Correlation Between Bullfrog and Sea
Can any of the company-specific risk be diversified away by investing in both Bullfrog and Sea at the same time? Although using a correlation coefficient on its own may not help to predict future stock returns, this module helps to understand the diversifiable risk of combining Bullfrog and Sea into the same portfolio, which is an essential part of the fundamental portfolio management process.
By analyzing existing cross correlation between Bullfrog AI Holdings, and Sea, you can compare the effects of market volatilities on Bullfrog and Sea and check how they will diversify away market risk if combined in the same portfolio for a given time horizon.
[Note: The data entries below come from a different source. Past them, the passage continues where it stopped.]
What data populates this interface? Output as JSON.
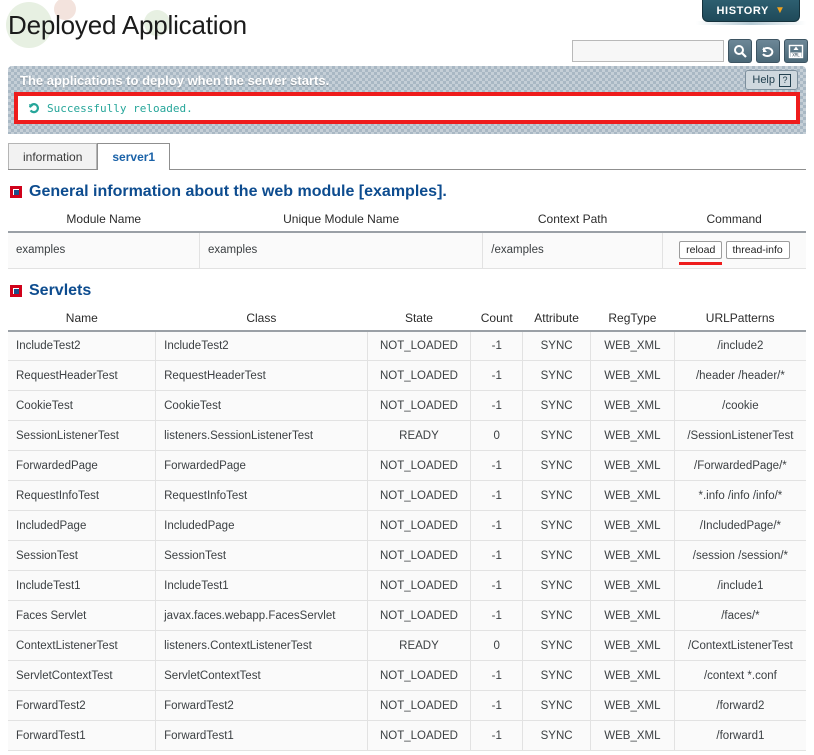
{
  "header": {
    "title": "Deployed Application",
    "history_label": "HISTORY",
    "history_chevron": "chevron-down-icon",
    "search_value": "",
    "search_placeholder": "",
    "tools": [
      {
        "name": "search-icon",
        "title": "Search"
      },
      {
        "name": "reload-icon",
        "title": "Reload"
      },
      {
        "name": "xml-export-icon",
        "title": "XML"
      }
    ]
  },
  "description_bar": {
    "text": "The applications to deploy when the server starts.",
    "help_label": "Help",
    "help_icon": "question-mark-icon",
    "message": {
      "icon": "refresh-circle-icon",
      "text": "Successfully reloaded.",
      "color": "#26a69a",
      "highlight_color": "#ee1c1c"
    }
  },
  "tabs": [
    {
      "label": "information",
      "active": false
    },
    {
      "label": "server1",
      "active": true
    }
  ],
  "general_section": {
    "title": "General information about the web module [examples].",
    "columns": [
      "Module Name",
      "Unique Module Name",
      "Context Path",
      "Command"
    ],
    "row": {
      "module_name": "examples",
      "unique_module_name": "examples",
      "context_path": "/examples",
      "commands": [
        {
          "label": "reload",
          "highlighted": true
        },
        {
          "label": "thread-info",
          "highlighted": false
        }
      ]
    }
  },
  "servlets_section": {
    "title": "Servlets",
    "columns": [
      "Name",
      "Class",
      "State",
      "Count",
      "Attribute",
      "RegType",
      "URLPatterns"
    ],
    "rows": [
      [
        "IncludeTest2",
        "IncludeTest2",
        "NOT_LOADED",
        "-1",
        "SYNC",
        "WEB_XML",
        "/include2"
      ],
      [
        "RequestHeaderTest",
        "RequestHeaderTest",
        "NOT_LOADED",
        "-1",
        "SYNC",
        "WEB_XML",
        "/header /header/*"
      ],
      [
        "CookieTest",
        "CookieTest",
        "NOT_LOADED",
        "-1",
        "SYNC",
        "WEB_XML",
        "/cookie"
      ],
      [
        "SessionListenerTest",
        "listeners.SessionListenerTest",
        "READY",
        "0",
        "SYNC",
        "WEB_XML",
        "/SessionListenerTest"
      ],
      [
        "ForwardedPage",
        "ForwardedPage",
        "NOT_LOADED",
        "-1",
        "SYNC",
        "WEB_XML",
        "/ForwardedPage/*"
      ],
      [
        "RequestInfoTest",
        "RequestInfoTest",
        "NOT_LOADED",
        "-1",
        "SYNC",
        "WEB_XML",
        "*.info /info /info/*"
      ],
      [
        "IncludedPage",
        "IncludedPage",
        "NOT_LOADED",
        "-1",
        "SYNC",
        "WEB_XML",
        "/IncludedPage/*"
      ],
      [
        "SessionTest",
        "SessionTest",
        "NOT_LOADED",
        "-1",
        "SYNC",
        "WEB_XML",
        "/session /session/*"
      ],
      [
        "IncludeTest1",
        "IncludeTest1",
        "NOT_LOADED",
        "-1",
        "SYNC",
        "WEB_XML",
        "/include1"
      ],
      [
        "Faces Servlet",
        "javax.faces.webapp.FacesServlet",
        "NOT_LOADED",
        "-1",
        "SYNC",
        "WEB_XML",
        "/faces/*"
      ],
      [
        "ContextListenerTest",
        "listeners.ContextListenerTest",
        "READY",
        "0",
        "SYNC",
        "WEB_XML",
        "/ContextListenerTest"
      ],
      [
        "ServletContextTest",
        "ServletContextTest",
        "NOT_LOADED",
        "-1",
        "SYNC",
        "WEB_XML",
        "/context *.conf"
      ],
      [
        "ForwardTest2",
        "ForwardTest2",
        "NOT_LOADED",
        "-1",
        "SYNC",
        "WEB_XML",
        "/forward2"
      ],
      [
        "ForwardTest1",
        "ForwardTest1",
        "NOT_LOADED",
        "-1",
        "SYNC",
        "WEB_XML",
        "/forward1"
      ]
    ]
  }
}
You can also utilize pair trading strategies of matching a long position in Bullfrog with a short position of Sea. Check out your portfolio center. Please also check ongoing floating volatility patterns of Bullfrog and Sea.
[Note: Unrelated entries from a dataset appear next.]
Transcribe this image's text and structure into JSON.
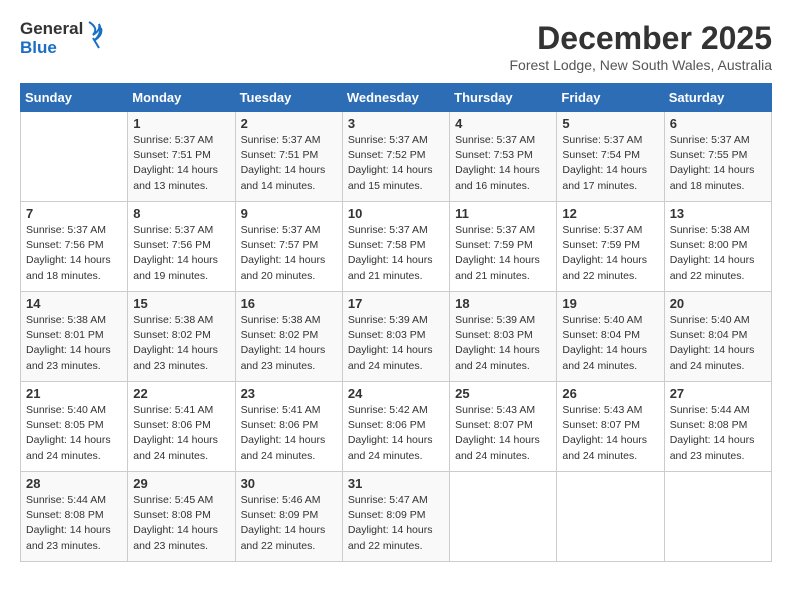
{
  "logo": {
    "line1": "General",
    "line2": "Blue"
  },
  "title": {
    "month_year": "December 2025",
    "location": "Forest Lodge, New South Wales, Australia"
  },
  "days_of_week": [
    "Sunday",
    "Monday",
    "Tuesday",
    "Wednesday",
    "Thursday",
    "Friday",
    "Saturday"
  ],
  "weeks": [
    [
      {
        "day": "",
        "info": ""
      },
      {
        "day": "1",
        "info": "Sunrise: 5:37 AM\nSunset: 7:51 PM\nDaylight: 14 hours\nand 13 minutes."
      },
      {
        "day": "2",
        "info": "Sunrise: 5:37 AM\nSunset: 7:51 PM\nDaylight: 14 hours\nand 14 minutes."
      },
      {
        "day": "3",
        "info": "Sunrise: 5:37 AM\nSunset: 7:52 PM\nDaylight: 14 hours\nand 15 minutes."
      },
      {
        "day": "4",
        "info": "Sunrise: 5:37 AM\nSunset: 7:53 PM\nDaylight: 14 hours\nand 16 minutes."
      },
      {
        "day": "5",
        "info": "Sunrise: 5:37 AM\nSunset: 7:54 PM\nDaylight: 14 hours\nand 17 minutes."
      },
      {
        "day": "6",
        "info": "Sunrise: 5:37 AM\nSunset: 7:55 PM\nDaylight: 14 hours\nand 18 minutes."
      }
    ],
    [
      {
        "day": "7",
        "info": "Sunrise: 5:37 AM\nSunset: 7:56 PM\nDaylight: 14 hours\nand 18 minutes."
      },
      {
        "day": "8",
        "info": "Sunrise: 5:37 AM\nSunset: 7:56 PM\nDaylight: 14 hours\nand 19 minutes."
      },
      {
        "day": "9",
        "info": "Sunrise: 5:37 AM\nSunset: 7:57 PM\nDaylight: 14 hours\nand 20 minutes."
      },
      {
        "day": "10",
        "info": "Sunrise: 5:37 AM\nSunset: 7:58 PM\nDaylight: 14 hours\nand 21 minutes."
      },
      {
        "day": "11",
        "info": "Sunrise: 5:37 AM\nSunset: 7:59 PM\nDaylight: 14 hours\nand 21 minutes."
      },
      {
        "day": "12",
        "info": "Sunrise: 5:37 AM\nSunset: 7:59 PM\nDaylight: 14 hours\nand 22 minutes."
      },
      {
        "day": "13",
        "info": "Sunrise: 5:38 AM\nSunset: 8:00 PM\nDaylight: 14 hours\nand 22 minutes."
      }
    ],
    [
      {
        "day": "14",
        "info": "Sunrise: 5:38 AM\nSunset: 8:01 PM\nDaylight: 14 hours\nand 23 minutes."
      },
      {
        "day": "15",
        "info": "Sunrise: 5:38 AM\nSunset: 8:02 PM\nDaylight: 14 hours\nand 23 minutes."
      },
      {
        "day": "16",
        "info": "Sunrise: 5:38 AM\nSunset: 8:02 PM\nDaylight: 14 hours\nand 23 minutes."
      },
      {
        "day": "17",
        "info": "Sunrise: 5:39 AM\nSunset: 8:03 PM\nDaylight: 14 hours\nand 24 minutes."
      },
      {
        "day": "18",
        "info": "Sunrise: 5:39 AM\nSunset: 8:03 PM\nDaylight: 14 hours\nand 24 minutes."
      },
      {
        "day": "19",
        "info": "Sunrise: 5:40 AM\nSunset: 8:04 PM\nDaylight: 14 hours\nand 24 minutes."
      },
      {
        "day": "20",
        "info": "Sunrise: 5:40 AM\nSunset: 8:04 PM\nDaylight: 14 hours\nand 24 minutes."
      }
    ],
    [
      {
        "day": "21",
        "info": "Sunrise: 5:40 AM\nSunset: 8:05 PM\nDaylight: 14 hours\nand 24 minutes."
      },
      {
        "day": "22",
        "info": "Sunrise: 5:41 AM\nSunset: 8:06 PM\nDaylight: 14 hours\nand 24 minutes."
      },
      {
        "day": "23",
        "info": "Sunrise: 5:41 AM\nSunset: 8:06 PM\nDaylight: 14 hours\nand 24 minutes."
      },
      {
        "day": "24",
        "info": "Sunrise: 5:42 AM\nSunset: 8:06 PM\nDaylight: 14 hours\nand 24 minutes."
      },
      {
        "day": "25",
        "info": "Sunrise: 5:43 AM\nSunset: 8:07 PM\nDaylight: 14 hours\nand 24 minutes."
      },
      {
        "day": "26",
        "info": "Sunrise: 5:43 AM\nSunset: 8:07 PM\nDaylight: 14 hours\nand 24 minutes."
      },
      {
        "day": "27",
        "info": "Sunrise: 5:44 AM\nSunset: 8:08 PM\nDaylight: 14 hours\nand 23 minutes."
      }
    ],
    [
      {
        "day": "28",
        "info": "Sunrise: 5:44 AM\nSunset: 8:08 PM\nDaylight: 14 hours\nand 23 minutes."
      },
      {
        "day": "29",
        "info": "Sunrise: 5:45 AM\nSunset: 8:08 PM\nDaylight: 14 hours\nand 23 minutes."
      },
      {
        "day": "30",
        "info": "Sunrise: 5:46 AM\nSunset: 8:09 PM\nDaylight: 14 hours\nand 22 minutes."
      },
      {
        "day": "31",
        "info": "Sunrise: 5:47 AM\nSunset: 8:09 PM\nDaylight: 14 hours\nand 22 minutes."
      },
      {
        "day": "",
        "info": ""
      },
      {
        "day": "",
        "info": ""
      },
      {
        "day": "",
        "info": ""
      }
    ]
  ]
}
Diversification Opportunities for Bullfrog and Sea
Very good diversification
The 3 months correlation between Bullfrog and Sea is -0.35. Overlapping area represents the amount of risk that can be diversified away by holding Bullfrog AI Holdings, and Sea in the same portfolio, assuming nothing else is changed. The correlation between historical prices or returns on Sea and Bullfrog is a relative statistical measure of the degree to which these equity instruments tend to move together. The correlation coefficient measures the extent to which returns on Bullfrog AI Holdings, are associated (or correlated) with Sea. Values of the correlation coefficient range from -1 to +1, where. The correlation of zero (0) is possible when the price movement of Sea has no effect on the direction of Bullfrog i.e., Bullfrog and Sea go up and down completely randomly.
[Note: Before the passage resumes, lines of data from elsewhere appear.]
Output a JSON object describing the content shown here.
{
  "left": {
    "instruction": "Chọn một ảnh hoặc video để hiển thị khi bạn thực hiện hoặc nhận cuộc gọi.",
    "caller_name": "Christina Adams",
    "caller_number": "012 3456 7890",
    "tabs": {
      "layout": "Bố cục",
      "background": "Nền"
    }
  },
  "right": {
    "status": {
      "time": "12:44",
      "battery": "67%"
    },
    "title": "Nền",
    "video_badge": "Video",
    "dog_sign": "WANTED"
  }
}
Pair Corralation between Bullfrog and Sea
Assuming the 90 days horizon Bullfrog AI Holdings, is expected to generate 13.73 times more return on investment than Sea. However, Bullfrog is 13.73 times more volatile than Sea. It trades about 0.05 of its potential returns per unit of risk. Sea is currently generating about 0.05 per unit of risk. If you would invest 0.00 in Bullfrog AI Holdings, on September 5, 2024 and sell it today you would earn a total of 37.00 from holding Bullfrog AI Holdings, or generate 9.223372036854776E16% return on investment over 90 days.
Time Period | 3 Months [change] |
Direction | Moves Against |
Strength | Insignificant |
Accuracy | 93.33% |
Values | Daily Returns |
Bullfrog AI Holdings, vs. Sea
Performance |
Timeline |
Bullfrog AI Holdings, |
Sea |
Bullfrog and Sea Volatility Contrast
Predicted Return Density |
Returns |
Pair Trading with Bullfrog and Sea
The main advantage of trading using opposite Bullfrog and Sea positions is that it hedges away some unsystematic risk. Because of two separate transactions, even if Bullfrog position performs unexpectedly, Sea can make up some of the losses. Pair trading also minimizes risk from directional movements in the market. For example, if an entire industry or sector drops because of unexpected headlines, the short position in Sea will offset losses from the drop in Sea's long position.Bullfrog vs. Baxter International | Bullfrog vs. West Pharmaceutical Services | Bullfrog vs. ResMed Inc | Bullfrog vs. The Cooper Companies, |
Sea vs. Atari SA | Sea vs. Victory Square Technologies | Sea vs. Motorsport Gaming Us | Sea vs. Alpha Esports Tech |
Check out your portfolio center.Note that this page's information should be used as a complementary analysis to find the right mix of equity instruments to add to your existing portfolios or create a brand new portfolio. You can also try the Portfolio Holdings module to check your current holdings and cash postion to detemine if your portfolio needs rebalancing.